UNESCO National Programme Officer for Communication and Information Mr. Tooraj Akbarlou, speaking on behalf of the UNESCO Tehran Cluster Office said UNESCO sought to help countries in finding local solutions to addressing the challenges that women were facing in using information and communication technology (ICT) to unlock educational opportunities, by facilitating their access to mobile devices and internet connectivity as well as training them on how to utilize mobile technology effectively. "If girls are to leave school ready to participate equally in the knowledge economy, then they too [like boys] will require the benefits of ICT-assisted instruction, including the knowledge, skills and attitudes imparted by using these tools”, he said.

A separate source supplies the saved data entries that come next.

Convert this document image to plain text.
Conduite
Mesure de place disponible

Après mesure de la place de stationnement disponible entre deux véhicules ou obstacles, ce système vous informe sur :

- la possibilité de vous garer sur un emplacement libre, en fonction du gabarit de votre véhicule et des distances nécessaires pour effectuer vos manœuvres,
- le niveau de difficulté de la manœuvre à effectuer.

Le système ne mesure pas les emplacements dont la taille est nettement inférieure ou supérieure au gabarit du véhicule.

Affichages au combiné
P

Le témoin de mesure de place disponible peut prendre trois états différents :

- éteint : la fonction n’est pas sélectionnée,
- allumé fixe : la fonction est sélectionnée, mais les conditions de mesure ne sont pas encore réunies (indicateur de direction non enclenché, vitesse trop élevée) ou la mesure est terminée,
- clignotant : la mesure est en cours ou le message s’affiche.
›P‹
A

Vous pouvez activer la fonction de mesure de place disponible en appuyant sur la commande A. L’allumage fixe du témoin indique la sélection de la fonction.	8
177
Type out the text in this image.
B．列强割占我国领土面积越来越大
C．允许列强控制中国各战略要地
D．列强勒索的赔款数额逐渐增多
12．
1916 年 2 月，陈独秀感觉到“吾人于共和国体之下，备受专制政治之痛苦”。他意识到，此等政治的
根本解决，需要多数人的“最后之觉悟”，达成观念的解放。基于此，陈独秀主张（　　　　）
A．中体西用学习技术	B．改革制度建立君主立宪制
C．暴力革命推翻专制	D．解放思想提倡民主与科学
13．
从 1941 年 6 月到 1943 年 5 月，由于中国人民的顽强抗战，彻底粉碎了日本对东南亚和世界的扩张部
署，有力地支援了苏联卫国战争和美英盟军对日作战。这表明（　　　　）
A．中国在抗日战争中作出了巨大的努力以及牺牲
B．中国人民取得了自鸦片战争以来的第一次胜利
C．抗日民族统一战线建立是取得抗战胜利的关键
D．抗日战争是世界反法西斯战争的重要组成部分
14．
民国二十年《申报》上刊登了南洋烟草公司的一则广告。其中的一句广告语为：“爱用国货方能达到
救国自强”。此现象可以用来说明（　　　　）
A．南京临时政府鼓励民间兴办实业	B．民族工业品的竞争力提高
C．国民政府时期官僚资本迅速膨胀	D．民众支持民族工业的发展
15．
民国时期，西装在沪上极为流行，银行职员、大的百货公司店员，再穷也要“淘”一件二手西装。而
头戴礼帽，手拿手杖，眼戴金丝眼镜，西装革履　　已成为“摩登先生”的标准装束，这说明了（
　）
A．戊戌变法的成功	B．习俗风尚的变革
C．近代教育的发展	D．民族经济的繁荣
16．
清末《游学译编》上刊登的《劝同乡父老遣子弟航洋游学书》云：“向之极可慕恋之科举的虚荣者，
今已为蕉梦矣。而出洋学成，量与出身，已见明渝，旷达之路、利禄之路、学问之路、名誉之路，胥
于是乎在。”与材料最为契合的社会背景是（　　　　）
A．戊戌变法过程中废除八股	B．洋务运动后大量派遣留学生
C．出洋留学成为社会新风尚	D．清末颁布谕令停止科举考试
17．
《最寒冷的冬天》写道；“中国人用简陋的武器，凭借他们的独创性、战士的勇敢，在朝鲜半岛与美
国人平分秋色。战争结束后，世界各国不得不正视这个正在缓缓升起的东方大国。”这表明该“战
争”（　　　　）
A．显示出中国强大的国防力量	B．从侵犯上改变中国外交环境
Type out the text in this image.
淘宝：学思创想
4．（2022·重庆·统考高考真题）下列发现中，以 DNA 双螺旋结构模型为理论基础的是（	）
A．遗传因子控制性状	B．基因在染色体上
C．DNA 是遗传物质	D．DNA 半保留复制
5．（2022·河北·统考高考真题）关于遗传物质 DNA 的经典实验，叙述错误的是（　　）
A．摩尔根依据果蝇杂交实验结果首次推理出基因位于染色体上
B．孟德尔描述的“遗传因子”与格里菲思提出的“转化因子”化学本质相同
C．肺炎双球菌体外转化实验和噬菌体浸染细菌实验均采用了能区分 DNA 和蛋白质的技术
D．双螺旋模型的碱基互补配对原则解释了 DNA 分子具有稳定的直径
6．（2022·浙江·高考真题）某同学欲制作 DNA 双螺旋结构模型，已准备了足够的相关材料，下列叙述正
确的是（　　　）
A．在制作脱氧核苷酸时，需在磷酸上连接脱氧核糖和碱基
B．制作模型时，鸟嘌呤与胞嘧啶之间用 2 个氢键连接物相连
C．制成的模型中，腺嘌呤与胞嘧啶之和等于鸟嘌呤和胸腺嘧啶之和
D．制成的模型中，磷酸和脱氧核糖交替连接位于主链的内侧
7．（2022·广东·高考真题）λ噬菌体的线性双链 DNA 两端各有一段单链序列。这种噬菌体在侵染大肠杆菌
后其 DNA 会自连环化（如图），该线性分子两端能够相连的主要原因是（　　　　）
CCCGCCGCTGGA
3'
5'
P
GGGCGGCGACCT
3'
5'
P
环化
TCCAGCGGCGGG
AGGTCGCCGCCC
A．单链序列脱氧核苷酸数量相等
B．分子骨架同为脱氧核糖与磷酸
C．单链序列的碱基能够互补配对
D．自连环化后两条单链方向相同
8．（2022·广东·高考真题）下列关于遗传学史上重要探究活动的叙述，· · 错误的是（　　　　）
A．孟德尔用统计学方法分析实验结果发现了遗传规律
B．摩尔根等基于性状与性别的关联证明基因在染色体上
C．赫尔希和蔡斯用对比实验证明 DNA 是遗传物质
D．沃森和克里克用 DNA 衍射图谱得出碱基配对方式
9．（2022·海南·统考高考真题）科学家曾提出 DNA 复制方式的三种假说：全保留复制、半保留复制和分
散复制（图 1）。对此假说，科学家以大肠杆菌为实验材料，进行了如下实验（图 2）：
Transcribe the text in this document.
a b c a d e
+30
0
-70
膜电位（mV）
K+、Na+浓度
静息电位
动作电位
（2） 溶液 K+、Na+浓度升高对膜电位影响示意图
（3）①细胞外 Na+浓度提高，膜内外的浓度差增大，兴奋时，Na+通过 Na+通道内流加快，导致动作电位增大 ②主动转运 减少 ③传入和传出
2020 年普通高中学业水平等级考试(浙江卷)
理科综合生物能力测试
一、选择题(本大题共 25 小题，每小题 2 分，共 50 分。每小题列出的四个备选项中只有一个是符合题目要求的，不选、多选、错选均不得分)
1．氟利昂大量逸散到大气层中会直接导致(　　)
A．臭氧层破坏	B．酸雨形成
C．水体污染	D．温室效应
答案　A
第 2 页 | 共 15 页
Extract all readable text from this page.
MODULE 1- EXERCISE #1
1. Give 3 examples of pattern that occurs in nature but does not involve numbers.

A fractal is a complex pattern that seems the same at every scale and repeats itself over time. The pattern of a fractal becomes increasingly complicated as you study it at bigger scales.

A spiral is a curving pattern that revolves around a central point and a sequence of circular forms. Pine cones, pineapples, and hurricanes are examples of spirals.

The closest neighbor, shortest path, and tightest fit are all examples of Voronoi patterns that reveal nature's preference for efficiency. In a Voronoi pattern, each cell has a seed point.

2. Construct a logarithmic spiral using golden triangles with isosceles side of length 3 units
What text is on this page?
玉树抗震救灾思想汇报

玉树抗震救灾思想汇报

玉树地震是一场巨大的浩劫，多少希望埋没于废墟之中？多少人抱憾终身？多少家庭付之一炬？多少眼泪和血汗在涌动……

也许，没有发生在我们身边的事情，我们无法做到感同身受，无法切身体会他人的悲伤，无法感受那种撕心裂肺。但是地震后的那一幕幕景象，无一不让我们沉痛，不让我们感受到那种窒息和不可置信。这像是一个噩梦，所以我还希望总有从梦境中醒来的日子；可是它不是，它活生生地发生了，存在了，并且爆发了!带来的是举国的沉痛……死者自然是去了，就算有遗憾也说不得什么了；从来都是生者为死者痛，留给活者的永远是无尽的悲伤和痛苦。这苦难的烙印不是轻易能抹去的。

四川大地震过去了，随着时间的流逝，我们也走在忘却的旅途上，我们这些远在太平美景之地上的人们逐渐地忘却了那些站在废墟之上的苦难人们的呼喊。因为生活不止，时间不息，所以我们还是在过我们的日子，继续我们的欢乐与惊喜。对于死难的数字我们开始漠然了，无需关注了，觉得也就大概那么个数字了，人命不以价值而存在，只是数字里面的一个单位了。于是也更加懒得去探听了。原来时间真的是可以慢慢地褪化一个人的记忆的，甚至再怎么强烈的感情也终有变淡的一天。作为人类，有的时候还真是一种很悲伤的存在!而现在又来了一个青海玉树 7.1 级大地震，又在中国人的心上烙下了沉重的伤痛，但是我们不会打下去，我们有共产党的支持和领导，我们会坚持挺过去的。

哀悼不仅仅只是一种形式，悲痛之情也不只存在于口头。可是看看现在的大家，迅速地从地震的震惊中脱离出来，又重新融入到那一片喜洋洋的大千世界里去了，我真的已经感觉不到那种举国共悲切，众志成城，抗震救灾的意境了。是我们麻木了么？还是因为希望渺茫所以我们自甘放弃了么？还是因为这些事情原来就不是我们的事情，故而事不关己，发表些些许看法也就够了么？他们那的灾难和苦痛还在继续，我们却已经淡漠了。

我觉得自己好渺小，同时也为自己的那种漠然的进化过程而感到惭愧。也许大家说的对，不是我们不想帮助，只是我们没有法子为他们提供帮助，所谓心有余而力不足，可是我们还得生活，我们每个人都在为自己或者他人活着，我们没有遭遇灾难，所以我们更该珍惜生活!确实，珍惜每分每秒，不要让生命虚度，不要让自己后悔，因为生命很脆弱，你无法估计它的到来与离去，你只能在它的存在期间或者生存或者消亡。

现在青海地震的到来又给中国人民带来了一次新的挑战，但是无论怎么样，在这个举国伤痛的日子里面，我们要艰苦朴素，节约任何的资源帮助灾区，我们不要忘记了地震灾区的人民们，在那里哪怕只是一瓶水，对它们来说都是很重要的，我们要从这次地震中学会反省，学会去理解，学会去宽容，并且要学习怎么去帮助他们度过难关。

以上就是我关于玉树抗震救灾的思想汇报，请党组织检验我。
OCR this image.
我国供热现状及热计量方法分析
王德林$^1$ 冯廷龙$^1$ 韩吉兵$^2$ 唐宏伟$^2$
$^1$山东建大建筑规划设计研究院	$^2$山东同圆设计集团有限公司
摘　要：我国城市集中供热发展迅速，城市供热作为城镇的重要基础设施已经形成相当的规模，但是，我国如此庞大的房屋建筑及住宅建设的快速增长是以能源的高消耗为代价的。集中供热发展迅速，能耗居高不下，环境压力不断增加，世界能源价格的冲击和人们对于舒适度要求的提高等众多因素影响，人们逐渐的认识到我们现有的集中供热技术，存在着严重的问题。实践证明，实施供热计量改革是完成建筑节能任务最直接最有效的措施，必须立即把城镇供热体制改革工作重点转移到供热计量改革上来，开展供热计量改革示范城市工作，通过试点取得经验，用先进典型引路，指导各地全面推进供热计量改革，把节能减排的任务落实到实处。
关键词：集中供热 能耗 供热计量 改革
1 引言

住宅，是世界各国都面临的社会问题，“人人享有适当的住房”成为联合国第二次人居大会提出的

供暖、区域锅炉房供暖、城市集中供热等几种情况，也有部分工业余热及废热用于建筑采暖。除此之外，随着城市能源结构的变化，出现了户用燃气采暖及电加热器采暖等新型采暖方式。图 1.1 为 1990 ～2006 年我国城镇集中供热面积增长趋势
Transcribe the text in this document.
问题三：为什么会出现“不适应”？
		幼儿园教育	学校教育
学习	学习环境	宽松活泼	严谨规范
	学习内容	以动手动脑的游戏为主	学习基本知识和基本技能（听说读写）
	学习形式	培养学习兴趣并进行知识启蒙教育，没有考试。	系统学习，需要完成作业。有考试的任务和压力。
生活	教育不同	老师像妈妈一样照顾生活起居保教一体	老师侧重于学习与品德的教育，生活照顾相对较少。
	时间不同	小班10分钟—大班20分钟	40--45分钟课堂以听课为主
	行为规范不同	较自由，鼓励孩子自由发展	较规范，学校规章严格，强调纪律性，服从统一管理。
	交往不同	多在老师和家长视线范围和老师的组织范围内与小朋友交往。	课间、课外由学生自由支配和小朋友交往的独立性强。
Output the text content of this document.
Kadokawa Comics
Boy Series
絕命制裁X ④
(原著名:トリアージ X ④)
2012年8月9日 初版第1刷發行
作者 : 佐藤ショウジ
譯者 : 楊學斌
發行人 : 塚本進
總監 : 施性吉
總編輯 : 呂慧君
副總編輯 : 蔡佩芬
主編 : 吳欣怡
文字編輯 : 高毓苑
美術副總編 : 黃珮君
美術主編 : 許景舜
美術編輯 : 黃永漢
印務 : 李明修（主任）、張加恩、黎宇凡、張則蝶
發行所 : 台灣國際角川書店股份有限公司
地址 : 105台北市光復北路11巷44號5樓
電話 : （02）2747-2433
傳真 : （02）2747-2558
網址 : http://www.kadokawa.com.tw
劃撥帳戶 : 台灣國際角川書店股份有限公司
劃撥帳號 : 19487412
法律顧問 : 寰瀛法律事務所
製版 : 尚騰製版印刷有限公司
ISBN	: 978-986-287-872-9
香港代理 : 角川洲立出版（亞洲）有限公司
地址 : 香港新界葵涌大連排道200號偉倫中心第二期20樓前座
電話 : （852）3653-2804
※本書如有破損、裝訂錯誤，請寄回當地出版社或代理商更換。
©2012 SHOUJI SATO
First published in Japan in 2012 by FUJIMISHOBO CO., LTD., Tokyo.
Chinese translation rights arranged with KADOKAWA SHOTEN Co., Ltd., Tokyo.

In his statement, Mr. Akbarlou expressed the hope that the participants in the high-level meeting would walk away from the event with a deeper understanding of how mobile technology could be used to improve educational opportunities for women and girls around the world, and also proposed that the meeting would focus on and seek to find answers to four central questions:
How mobile technologies should be integrated into formal and informal learning environments; how mobile technology supported the professional development of teachers and in particular, assisted them working in resource-poor settings; how teachers and students could tailor and develop their own mobile learning resources and share these resources with others; and finally, what policy environments would help teachers effectively leverage new mobile technologies and improve educational outcomes.